Construction. There are exactly \(4m+4\) subtrees attached to the perfect binary tree on the top of the construction. The fixed combinatorial embedding prescribes a left-to-right order of such subtrees. For each variable \(x_i\), do the following. Set the \(4(i-1)+1\)-th subtree to be a path \(p\) of length \(5n+4m\); attach another path of length \(5n+4m-5(i-1)-4\) to the right of the \(5(i-1)+4\)-th vertex of \(p\). Attach a right child to the second to last vertex of \(p\). Set the \(4(i-1)+2\)-th subtree to be a path of length \(5(i-1)+1\). Set the \(4(i-1)+3\)-th subtree to be a path of length \(5(i-1)\). At the end of the path, attach two paths \(p_t\) and \(p_f\) of length \(5(n-i+1)+4m-2\) each as left and right subtrees respectively. Attach a right (resp., left) child to the first vertex of \(p_t\) (resp., \(p_f\)). We now describe the position of the vertices that encode the incidence of a variable in a clause. We call such vertices literal leaves. If \(x_i\) (resp., \(\overline{x_i}\)) is the first or second literal of \(c_j\), then add a right child \(\ell _{i,j}\) to the \(5(n-i+1)+4(m-1)\)-th vertex of \(p_t\) (resp., \(p_f\)). If \(x_i\) (resp., \(\overline{x_i}\)) is the third literal of \(c_j\), then add a left child \(\ell _{i,j}\) to the \(5(n-i+1)+4(m-1)\)-th vertex of \(p_t\) (resp., \(p_f\)). The \(4(i-1)+3\)-th subtree is shown in red in Fig. 2. Set the \(4(i-1)+4\)-th subtree to be a path of length \(5(i-1)\). Finally, we describe the four last subtrees (shown in blue in Fig. 2). Set the \(4m+1\)-th, \(4m+2\)-th, and \(4m+3\)-th subtrees to be paths of length \(5n+4m\) each. For every clause \(c_j\), attach a right leaf child to the \(5n+4j\)-th vertex of the \(4m+3\)-th subtree. Set the last subtree to be a path of length \(5n\). For each variable \(x_i\), attach a right leaf child to the \(5i-4\)-th vertex of the path. This finalizes the construction.
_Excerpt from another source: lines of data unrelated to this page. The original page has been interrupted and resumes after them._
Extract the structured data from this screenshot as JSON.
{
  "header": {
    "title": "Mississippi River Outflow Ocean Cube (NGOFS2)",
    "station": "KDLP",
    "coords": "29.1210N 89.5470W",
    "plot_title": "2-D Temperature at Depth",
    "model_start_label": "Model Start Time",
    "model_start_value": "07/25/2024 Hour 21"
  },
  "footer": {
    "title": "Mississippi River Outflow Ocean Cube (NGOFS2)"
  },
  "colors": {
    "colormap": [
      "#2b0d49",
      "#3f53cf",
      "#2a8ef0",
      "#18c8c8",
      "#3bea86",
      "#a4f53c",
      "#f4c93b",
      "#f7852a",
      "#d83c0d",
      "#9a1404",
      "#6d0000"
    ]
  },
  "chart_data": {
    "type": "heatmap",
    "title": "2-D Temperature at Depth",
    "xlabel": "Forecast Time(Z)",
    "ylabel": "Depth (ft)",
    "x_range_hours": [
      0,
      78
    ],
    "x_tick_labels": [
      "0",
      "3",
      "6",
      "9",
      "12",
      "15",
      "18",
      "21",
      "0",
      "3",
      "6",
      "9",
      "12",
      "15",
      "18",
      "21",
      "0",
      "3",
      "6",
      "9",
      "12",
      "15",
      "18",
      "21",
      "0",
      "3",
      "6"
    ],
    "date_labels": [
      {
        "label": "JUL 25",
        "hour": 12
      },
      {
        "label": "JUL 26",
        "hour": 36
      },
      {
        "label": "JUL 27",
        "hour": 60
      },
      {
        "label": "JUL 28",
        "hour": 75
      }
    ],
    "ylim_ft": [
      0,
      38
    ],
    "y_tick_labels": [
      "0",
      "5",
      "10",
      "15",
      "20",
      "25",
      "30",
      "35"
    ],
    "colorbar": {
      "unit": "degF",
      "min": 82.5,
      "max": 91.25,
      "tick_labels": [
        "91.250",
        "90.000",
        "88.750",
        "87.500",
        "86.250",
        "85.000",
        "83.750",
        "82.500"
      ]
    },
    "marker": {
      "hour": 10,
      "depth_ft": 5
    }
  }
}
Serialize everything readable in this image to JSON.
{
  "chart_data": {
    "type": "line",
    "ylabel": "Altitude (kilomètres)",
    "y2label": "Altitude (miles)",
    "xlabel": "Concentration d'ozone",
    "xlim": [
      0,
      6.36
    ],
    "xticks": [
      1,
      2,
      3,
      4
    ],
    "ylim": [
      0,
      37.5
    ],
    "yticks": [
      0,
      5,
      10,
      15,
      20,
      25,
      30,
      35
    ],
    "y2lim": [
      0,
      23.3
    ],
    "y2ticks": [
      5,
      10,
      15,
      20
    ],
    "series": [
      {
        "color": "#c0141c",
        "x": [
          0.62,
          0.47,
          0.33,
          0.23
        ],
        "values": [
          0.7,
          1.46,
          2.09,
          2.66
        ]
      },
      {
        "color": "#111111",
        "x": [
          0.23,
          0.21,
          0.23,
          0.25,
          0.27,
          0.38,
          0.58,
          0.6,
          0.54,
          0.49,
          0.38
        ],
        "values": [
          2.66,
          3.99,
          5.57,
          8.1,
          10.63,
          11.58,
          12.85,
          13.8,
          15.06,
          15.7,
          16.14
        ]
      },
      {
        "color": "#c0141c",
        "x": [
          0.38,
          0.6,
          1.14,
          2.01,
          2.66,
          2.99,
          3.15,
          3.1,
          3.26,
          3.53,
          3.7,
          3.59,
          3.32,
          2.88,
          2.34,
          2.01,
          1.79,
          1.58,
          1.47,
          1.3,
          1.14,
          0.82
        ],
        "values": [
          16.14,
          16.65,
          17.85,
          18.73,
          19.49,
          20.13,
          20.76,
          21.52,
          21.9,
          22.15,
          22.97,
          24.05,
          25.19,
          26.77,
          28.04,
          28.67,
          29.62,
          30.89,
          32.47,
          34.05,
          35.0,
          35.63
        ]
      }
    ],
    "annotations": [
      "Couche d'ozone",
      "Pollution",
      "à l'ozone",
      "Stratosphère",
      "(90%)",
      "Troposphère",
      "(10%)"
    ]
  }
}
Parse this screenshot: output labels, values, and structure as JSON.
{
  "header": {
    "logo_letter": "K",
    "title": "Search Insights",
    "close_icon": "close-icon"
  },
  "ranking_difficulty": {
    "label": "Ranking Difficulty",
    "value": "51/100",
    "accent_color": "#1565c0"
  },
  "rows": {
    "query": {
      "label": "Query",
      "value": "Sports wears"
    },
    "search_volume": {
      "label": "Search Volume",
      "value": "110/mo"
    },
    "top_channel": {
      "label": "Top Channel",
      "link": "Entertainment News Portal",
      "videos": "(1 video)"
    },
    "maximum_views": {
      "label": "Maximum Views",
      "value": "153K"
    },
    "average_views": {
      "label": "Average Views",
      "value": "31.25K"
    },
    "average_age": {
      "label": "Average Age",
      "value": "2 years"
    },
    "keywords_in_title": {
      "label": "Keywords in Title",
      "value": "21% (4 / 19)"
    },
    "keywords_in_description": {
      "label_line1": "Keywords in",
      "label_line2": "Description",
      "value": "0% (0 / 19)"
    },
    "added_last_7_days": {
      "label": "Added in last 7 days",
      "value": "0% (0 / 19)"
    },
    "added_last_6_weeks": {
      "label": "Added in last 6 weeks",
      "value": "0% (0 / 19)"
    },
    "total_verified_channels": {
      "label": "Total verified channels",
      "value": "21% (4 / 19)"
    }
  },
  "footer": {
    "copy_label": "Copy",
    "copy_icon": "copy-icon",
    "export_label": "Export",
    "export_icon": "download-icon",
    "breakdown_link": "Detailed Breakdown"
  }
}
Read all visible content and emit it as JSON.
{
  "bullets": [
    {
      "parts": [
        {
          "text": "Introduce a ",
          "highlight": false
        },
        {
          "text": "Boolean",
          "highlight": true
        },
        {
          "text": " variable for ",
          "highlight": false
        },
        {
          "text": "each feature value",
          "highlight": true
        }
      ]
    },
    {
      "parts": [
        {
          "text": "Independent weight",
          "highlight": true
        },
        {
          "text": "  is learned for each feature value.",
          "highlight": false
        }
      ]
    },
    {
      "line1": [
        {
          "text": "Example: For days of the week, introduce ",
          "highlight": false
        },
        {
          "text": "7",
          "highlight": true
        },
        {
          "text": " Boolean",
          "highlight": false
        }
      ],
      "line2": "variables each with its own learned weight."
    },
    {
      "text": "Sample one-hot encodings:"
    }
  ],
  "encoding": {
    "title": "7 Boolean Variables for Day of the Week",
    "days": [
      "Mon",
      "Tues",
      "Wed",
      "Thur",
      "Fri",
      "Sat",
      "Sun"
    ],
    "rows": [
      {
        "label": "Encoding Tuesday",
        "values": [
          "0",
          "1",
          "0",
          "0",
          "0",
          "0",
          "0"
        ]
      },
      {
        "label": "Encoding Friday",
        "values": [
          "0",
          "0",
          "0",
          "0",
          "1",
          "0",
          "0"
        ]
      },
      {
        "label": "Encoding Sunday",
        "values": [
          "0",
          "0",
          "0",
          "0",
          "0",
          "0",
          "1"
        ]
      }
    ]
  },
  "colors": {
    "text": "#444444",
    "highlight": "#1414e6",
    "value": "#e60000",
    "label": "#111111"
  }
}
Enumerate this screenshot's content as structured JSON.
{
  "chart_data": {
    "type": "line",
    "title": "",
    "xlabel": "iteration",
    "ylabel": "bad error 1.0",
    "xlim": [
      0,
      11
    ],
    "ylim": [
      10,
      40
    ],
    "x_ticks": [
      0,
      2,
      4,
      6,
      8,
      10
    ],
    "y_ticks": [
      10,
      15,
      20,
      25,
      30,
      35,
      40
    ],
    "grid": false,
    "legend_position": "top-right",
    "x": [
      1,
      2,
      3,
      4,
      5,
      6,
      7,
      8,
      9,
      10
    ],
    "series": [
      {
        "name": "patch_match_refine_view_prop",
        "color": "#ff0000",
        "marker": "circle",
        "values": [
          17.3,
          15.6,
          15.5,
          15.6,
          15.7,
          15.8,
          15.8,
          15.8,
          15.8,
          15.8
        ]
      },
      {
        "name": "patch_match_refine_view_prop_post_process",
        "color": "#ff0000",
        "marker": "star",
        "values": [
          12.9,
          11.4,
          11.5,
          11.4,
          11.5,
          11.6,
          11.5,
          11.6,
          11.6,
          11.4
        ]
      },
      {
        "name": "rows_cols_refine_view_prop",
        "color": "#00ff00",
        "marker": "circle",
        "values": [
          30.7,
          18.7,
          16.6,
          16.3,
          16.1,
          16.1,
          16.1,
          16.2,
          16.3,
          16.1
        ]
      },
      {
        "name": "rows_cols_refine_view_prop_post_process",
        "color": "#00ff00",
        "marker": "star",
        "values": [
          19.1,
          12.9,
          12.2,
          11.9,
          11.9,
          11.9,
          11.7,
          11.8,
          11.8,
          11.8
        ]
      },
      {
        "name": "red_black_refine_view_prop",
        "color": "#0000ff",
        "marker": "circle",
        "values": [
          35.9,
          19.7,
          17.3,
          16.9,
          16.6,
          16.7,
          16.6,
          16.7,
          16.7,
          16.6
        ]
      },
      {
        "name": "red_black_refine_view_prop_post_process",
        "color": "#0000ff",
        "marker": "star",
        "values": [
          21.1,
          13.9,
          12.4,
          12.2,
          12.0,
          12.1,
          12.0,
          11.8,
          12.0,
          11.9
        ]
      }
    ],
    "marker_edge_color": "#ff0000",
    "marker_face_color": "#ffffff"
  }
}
Correctness. We argue that the construction is correct, by showing that every satisfiable 3SAT instance can indeed be embedded in a \(w \times h\) grid, and that every drawing that fits in a \(w \times h\) grid must correspond to a satisfiable 3SAT instance. The details can be found in the full version [1].    \(\square \)

4 Conclusions

We studied tree drawings in small areas.

For arbitrary drawings, we gave a construction for embedding a perfect binary tree on a square grid. The main remaining open question here is whether every low-degree tree with \(wh\) vertices (or fewer) can be embedded on an \(w \times h\) grid. We conjecture that this is the case when \(w=h\). Another intriguing question is whether, for general trees, testing if they can be embedded on a given grid is computationally tractable.

For upward drawings, we showed that even for bounded-degree trees, testing whether a given tree can be embedded in a \(w \times h\) rectangle is already NP-hard, if the combinatorial embedding of the tree is fixed. It would be interesting to know whether the same is true when one can freely choose the combinatorial embedding. Another question is whether the problem is also NP-hard for weakly upward drawings, where adjacent vertices may be embedded using the same \(y\)-coordinate.